Symposium 1: Phytochemicals and chronic disease
Conference on ‘Phytochemicals and health: new perspectives on plant-based nutrition’
Our current therapeutic drugs for Alzheimer's disease are predominantly derived from the alkaloid class of plant phytochemicals. These drugs, such as galantamine and rivastigmine, attenuate the decline in the cholinergic system but, as the alkaloids occupy the most dangerous end of the phytochemical spectrum (indeed they function as feeding deterrents and poisons to other organisms within the plant itself), they are often associated with unpleasant side effects. In addition, these cholinesterase inhibiting alkaloids target only one system in a disorder, which is typified by multifactorial deficits.
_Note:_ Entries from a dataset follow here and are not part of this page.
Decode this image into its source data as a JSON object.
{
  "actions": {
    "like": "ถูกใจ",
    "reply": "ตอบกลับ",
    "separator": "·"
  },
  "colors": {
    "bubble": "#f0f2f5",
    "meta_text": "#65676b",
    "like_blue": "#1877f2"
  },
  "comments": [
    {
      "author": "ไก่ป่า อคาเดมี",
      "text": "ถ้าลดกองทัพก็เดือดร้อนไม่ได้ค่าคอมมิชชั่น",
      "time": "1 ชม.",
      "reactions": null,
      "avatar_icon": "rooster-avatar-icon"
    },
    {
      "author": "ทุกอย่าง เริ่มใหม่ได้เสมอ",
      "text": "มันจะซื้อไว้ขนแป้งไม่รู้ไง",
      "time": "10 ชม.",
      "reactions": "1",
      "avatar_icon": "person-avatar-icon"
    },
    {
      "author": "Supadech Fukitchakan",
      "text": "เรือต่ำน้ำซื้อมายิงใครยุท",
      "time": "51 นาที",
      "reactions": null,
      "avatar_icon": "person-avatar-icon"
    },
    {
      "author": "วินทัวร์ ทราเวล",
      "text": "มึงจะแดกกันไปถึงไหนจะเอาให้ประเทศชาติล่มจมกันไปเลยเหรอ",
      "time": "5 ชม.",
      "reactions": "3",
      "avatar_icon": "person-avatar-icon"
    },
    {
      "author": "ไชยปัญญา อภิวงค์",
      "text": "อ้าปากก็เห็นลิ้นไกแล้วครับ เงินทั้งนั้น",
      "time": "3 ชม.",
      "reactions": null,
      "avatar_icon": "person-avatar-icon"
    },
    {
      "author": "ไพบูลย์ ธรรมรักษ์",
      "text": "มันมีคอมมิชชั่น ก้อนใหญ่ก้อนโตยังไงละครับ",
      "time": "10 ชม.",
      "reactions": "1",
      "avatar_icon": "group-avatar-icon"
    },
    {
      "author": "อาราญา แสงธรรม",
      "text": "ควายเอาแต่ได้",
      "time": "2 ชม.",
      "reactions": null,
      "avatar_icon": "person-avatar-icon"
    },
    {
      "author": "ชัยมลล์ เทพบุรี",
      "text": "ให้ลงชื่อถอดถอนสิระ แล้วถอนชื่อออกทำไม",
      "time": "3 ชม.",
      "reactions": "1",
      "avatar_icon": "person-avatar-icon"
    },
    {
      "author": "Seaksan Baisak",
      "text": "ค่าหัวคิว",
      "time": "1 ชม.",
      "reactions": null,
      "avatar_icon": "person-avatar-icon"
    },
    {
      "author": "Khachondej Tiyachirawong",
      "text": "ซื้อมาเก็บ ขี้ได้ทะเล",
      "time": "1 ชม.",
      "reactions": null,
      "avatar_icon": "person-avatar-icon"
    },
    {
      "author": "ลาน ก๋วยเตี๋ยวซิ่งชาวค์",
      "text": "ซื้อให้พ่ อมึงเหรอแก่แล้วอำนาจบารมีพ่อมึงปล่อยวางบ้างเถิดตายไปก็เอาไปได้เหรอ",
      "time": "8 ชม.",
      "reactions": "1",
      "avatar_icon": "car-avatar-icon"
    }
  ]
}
The present paper will look at the more benign terpene (such as Ginkgo biloba, Ginseng, Melissa officinalis (lemon balm) and Salvia lavandulaefolia (sage)) and phenolic (such as resveratrol) phytochemicals; arguing that they offer a safer alternative and that, as well as demonstrating efficacy in cholinesterase inhibition, these phytochemicals are able to target other salient systems such as cerebral blood flow, free radical scavenging, anti-inflammation, inhibition of amyloid-β neurotoxicity, glucoregulation and interaction with other neurotransmitters (such as γ-aminobutyric acid) and signalling pathways (e.g. via kinase enzymes).